Data Center and AI Expansion
First-quarter data center revenue soared to $39.1 billion, up 10% from the previous quarter and 73% year-over-year. Nvidia is expanding its manufacturing footprint in the U.S. and collaborating with partners to produce AI supercomputers domestically.
Key initiatives include:
- Introducing Nvidia Blackwell Ultra and Nvidia Dynamo for advanced AI reasoning models.
- Partnering with HUMAIN to build AI factories in Saudi Arabia.

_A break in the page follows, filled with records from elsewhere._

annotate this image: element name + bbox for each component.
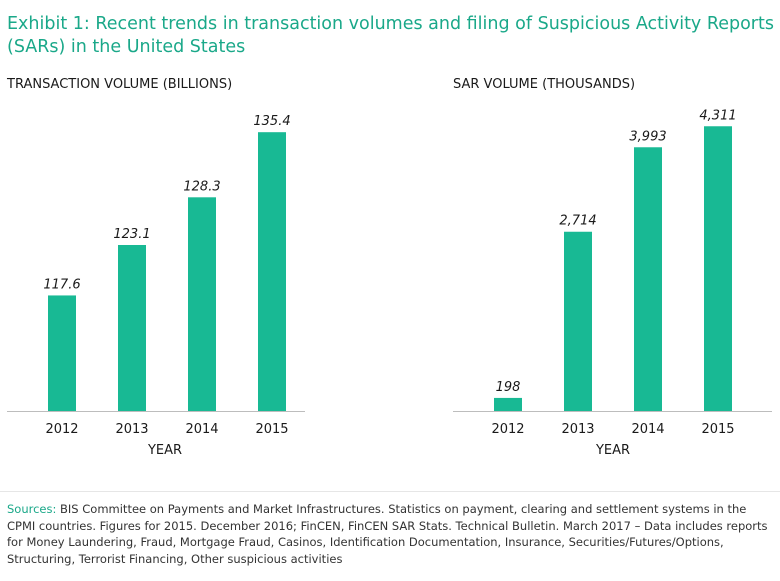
sar-value-label-2012: 198 — [496, 380, 521, 395]
sar-tick-label-2015: 2015 — [701, 422, 734, 437]
sar-value-label-2013: 2,714 — [559, 214, 596, 229]
sources-text: BIS Committee on Payments and Market Inf… — [7, 502, 768, 566]
transaction-volume-chart-title: TRANSACTION VOLUME (BILLIONS) — [7, 77, 233, 92]
sar-tick-label-2012: 2012 — [491, 422, 524, 437]
transaction-bar-2014 — [188, 197, 216, 411]
sar-x-axis-label: YEAR — [595, 443, 630, 458]
transaction-tick-label-2014: 2014 — [185, 422, 218, 437]
sar-bar-2012 — [494, 397, 522, 411]
transaction-tick-label-2015: 2015 — [255, 422, 288, 437]
sar-tick-label-2014: 2014 — [631, 422, 664, 437]
transaction-bar-2015 — [258, 132, 286, 411]
exhibit-title: Exhibit 1: Recent trends in transaction … — [7, 14, 774, 57]
divider — [0, 491, 780, 492]
sar-tick-label-2013: 2013 — [561, 422, 594, 437]
sar-bar-2014 — [634, 147, 662, 411]
transaction-value-label-2013: 123.1 — [113, 227, 150, 242]
transaction-tick-label-2012: 2012 — [45, 422, 78, 437]
sar-value-label-2015: 4,311 — [699, 108, 736, 123]
transaction-tick-label-2013: 2013 — [115, 422, 148, 437]
transaction-volume-chart: 117.6 2012 123.1 2013 128.3 2014 135.4 2015 YEAR — [7, 114, 305, 458]
sar-bar-2015 — [704, 126, 732, 411]
transaction-bar-2012 — [48, 295, 76, 411]
sar-volume-chart: 198 2012 2,714 2013 3,993 2014 4,311 2015 YEAR — [453, 108, 772, 458]
sources-label: Sources: — [7, 502, 57, 516]
transaction-x-axis-label: YEAR — [147, 443, 182, 458]
transaction-value-label-2015: 135.4 — [253, 114, 290, 129]
sar-bar-2013 — [564, 231, 592, 411]
transaction-value-label-2012: 117.6 — [43, 277, 80, 292]
sources-note: Sources: BIS Committee on Payments and M… — [7, 501, 775, 567]
transaction-value-label-2014: 128.3 — [183, 179, 220, 194]
sar-value-label-2014: 3,993 — [629, 129, 666, 144]
transaction-bar-2013 — [118, 244, 146, 411]
sar-volume-chart-title: SAR VOLUME (THOUSANDS) — [453, 77, 636, 92]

- Launching Stargate UAE, a next-gen AI infrastructure cluster in Abu Dhabi, with partners such as G42, OpenAI, Oracle, SoftBank Group, and Cisco.
- Collaborating with Foxconn and the Taiwan government on an AI factory supercomputer.
- Joint projects with Alphabet and Google on agentic AI, robotics, and drug discovery.
- Making Nvidia Blackwell cloud instances available on AWS, Google Cloud, Microsoft Azure, and Oracle Cloud Infrastructure.
Gaming and AI PC Growth
Gaming revenue hit a record $3.8 billion, up 48% from the previous quarter and 42% year-over-year. Nvidia launched the GeForce RTX 5070 and RTX 5060, bringing Blackwell graphics to gamers at competitive prices. CFO Colette Kress highlighted strong adoption, noting GeForce’s 100 million user base and the integration of Microsoft’s Copilot+ AI technology in AI PC models.
Nvidia DLSS 4 is now available in over 125 games, including high-profile titles like Black Myth Wukong, DOOM: The Dark Ages, and Star Wars Outlaws. The upcoming Nintendo Switch 2, launching June 5, will feature an Nvidia processor and AI-powered DLSS, enabling up to 4K gaming. The company also introduced the Nvidia RTX Remix modding platform, attracting over two million gamers.
Professional Visualization and Industrial AI
Professional visualization revenue reached $509 million, up 19% year-over-year. Nvidia announced the RTX PRO Blackwell series for workstations and servers, as well as the DGX Spark and DGX Station personal AI supercomputers powered by the Grace Blackwell platform.
Leading industrial software providers, including Accenture, Ansys, Databricks, SAP, Schneider Electric, and Siemens, are integrating Nvidia Omniverse to accelerate industrial digitalization with physical AI.
Automotive and Robotics Innovations
Automotive revenue was $567 million, up 72% year-over-year. Nvidia is collaborating with General Motors on next-generation vehicles, factories, and robots using Omniverse, Cosmos, and Drive AGX platforms.
The company also introduced Nvidia Isaac GR00T N1, the world’s first open humanoid robot foundation model, along with subsequent advancements and tools to accelerate humanoid robot development.